Poland's entry for the 2009 Academy Award for Best Foreign-Language Film, Tricks is only the second feature by Andrzej Jakimowski, after Squint Your Eyes (Zmruz oczy) in 2002. It certainly feels like the work of a more experienced director. Tricks doesn't belabour the fact that this is far from the most affluent place: through Stefek's eyes we glimpse used-car deals and amateur prostitution going on. But the film's charm lies in that we see this world through Stefek's wide-open eyes, so that we willingly suspend disbelief that fate can be influenced in this manner. Elka believes that the universe will align itself for us. She does not believe that the man at the station is really their father, as all Stefek has to go on is a badly defaced photo. On the other hand, Stefek is convinced that you have to take direct action, and tests his theory in small ways before setting out to win his father back.
Neither Damien Ul nor Ewelina Walendziak had acted before, but they both give remarkably natural performances and more than hold their own against the rest of the professional actors in the cast. Adam Bajerski's golden-hued camerawork and Tomasz Gassowski's jazz-tinged score add to the film's considerable beguiling charm. It's a subtle film, with things that can pass you by on a first viewing, but it rewards subsequent ones: this review is based on two. You suspect there's more than a little autobiography in this film, as it begins with the dedication: “To my sister, who would make me sit on top of the wardrobe”.

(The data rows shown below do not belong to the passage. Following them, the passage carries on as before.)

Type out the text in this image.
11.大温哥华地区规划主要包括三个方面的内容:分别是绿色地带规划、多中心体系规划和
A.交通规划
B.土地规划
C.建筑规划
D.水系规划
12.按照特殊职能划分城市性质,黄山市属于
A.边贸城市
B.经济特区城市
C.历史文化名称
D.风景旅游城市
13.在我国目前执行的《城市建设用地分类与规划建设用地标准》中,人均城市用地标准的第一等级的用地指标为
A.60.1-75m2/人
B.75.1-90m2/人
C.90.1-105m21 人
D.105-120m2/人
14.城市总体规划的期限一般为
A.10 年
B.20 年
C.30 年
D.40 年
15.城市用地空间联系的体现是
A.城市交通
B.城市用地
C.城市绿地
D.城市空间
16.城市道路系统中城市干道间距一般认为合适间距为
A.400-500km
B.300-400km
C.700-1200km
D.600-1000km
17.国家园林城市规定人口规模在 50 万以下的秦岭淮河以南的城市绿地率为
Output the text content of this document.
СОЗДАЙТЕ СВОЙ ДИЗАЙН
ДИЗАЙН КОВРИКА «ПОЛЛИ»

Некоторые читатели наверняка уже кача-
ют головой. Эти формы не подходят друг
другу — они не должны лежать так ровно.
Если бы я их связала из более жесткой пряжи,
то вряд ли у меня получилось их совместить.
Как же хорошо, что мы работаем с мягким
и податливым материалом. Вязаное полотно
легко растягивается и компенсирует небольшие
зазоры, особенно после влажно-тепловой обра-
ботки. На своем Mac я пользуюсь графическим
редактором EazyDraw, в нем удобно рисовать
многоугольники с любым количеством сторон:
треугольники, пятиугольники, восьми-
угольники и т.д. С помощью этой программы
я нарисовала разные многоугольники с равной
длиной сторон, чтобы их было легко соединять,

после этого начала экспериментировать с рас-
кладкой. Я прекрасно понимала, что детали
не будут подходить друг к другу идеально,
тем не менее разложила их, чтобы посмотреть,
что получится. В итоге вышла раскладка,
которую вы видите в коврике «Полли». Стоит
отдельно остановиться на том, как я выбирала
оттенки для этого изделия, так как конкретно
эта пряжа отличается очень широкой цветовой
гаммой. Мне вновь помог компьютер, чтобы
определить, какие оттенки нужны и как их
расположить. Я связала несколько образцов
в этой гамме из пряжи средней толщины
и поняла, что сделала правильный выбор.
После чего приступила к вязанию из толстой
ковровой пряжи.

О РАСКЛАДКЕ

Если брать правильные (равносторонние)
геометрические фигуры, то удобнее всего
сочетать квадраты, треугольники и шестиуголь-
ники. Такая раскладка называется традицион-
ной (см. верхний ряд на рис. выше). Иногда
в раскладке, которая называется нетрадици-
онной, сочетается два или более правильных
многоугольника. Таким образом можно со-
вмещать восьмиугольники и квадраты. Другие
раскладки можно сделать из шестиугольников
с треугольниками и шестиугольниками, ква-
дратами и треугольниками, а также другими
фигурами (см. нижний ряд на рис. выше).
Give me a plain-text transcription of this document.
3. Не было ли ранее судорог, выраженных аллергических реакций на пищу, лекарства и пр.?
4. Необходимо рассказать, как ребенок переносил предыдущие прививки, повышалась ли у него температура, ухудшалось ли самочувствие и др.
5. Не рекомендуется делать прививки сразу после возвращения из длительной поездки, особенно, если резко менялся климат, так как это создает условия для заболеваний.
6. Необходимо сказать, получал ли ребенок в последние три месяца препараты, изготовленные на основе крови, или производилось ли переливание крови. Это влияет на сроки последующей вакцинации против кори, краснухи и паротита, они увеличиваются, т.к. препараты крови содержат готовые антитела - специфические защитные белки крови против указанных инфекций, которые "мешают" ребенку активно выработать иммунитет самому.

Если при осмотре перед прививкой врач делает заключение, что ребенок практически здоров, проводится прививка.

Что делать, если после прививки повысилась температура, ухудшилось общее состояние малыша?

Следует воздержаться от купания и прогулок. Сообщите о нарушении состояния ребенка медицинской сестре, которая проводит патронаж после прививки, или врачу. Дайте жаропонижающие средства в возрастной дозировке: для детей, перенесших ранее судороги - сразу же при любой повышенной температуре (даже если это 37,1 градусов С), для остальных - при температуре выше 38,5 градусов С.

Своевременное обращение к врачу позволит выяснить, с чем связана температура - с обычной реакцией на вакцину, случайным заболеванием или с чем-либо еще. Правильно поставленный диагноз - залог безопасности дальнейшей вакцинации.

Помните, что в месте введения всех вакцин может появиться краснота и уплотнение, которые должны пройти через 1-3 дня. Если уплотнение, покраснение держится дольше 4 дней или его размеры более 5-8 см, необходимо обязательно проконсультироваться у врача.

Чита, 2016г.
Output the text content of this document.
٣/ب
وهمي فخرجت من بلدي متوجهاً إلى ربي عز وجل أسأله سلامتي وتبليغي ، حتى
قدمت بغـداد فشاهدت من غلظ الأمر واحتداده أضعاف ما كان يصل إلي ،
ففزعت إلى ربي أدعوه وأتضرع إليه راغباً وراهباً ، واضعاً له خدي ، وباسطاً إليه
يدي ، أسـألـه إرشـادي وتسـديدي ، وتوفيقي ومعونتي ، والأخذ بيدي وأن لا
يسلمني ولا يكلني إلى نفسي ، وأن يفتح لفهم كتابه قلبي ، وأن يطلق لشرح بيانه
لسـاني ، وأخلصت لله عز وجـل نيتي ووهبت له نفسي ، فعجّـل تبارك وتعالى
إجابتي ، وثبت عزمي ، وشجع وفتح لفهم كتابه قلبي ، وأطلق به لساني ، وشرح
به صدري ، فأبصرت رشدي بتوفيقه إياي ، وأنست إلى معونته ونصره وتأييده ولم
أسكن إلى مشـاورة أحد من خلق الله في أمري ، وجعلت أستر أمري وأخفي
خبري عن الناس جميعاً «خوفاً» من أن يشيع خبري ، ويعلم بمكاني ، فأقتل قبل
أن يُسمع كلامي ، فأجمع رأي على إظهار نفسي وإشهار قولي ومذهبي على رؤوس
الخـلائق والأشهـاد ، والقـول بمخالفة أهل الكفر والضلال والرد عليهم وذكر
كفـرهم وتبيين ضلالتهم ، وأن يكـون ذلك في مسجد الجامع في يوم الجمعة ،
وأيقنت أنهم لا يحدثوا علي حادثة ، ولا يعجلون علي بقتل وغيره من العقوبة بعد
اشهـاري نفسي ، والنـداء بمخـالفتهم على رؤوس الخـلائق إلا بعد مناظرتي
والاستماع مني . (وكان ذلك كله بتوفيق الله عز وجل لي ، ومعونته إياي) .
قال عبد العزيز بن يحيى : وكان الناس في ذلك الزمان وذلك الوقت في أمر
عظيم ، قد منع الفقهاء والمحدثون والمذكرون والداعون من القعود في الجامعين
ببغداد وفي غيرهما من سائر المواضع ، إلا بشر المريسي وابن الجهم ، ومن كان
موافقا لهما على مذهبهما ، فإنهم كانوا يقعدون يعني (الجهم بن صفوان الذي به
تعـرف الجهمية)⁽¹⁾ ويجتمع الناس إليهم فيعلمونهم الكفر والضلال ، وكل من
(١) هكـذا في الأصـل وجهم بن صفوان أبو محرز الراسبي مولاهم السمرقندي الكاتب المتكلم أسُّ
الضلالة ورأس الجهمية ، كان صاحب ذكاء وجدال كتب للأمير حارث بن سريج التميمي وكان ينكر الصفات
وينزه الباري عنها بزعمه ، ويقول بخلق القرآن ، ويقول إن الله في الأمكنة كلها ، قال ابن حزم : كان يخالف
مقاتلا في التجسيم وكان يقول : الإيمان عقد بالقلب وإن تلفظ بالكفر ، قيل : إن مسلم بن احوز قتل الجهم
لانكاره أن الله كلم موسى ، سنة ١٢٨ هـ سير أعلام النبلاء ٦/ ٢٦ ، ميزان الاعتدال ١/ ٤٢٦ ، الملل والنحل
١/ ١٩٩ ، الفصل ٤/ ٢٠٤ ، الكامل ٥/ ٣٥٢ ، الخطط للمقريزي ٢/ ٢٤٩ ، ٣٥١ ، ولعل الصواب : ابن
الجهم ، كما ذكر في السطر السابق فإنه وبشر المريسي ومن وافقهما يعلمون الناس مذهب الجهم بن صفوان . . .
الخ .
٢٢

Tricks is released by New Wave Films on a single-layered DVD encoded for Region 2 only.
The DVD transfer is in the ratio of 1.85:1 and is anamorphically enhanced. It's a fine transfer, faithful to the golden-dominated colour scheme of the film, solid and with excellent shadow detail.
According to the end credits, Tricks was released with a Dolby Digital soundtrack in cinemas, so it's disappointing that the DVD has only a 2.0 (analogue Dolby Surround) mix. That said, it's hardly the most adventurous soundtrack, with the surrounds mainly given over to the music score.
Optional English subtitles are available. Polish speakers should note that the alternative is no subtitles at all, which means that the few exchanges in Italian go untranslated - which is not the case when the English subtitles are turned on.
The only extra is the trailer, which is anamorphically enhanced and runs 1:39.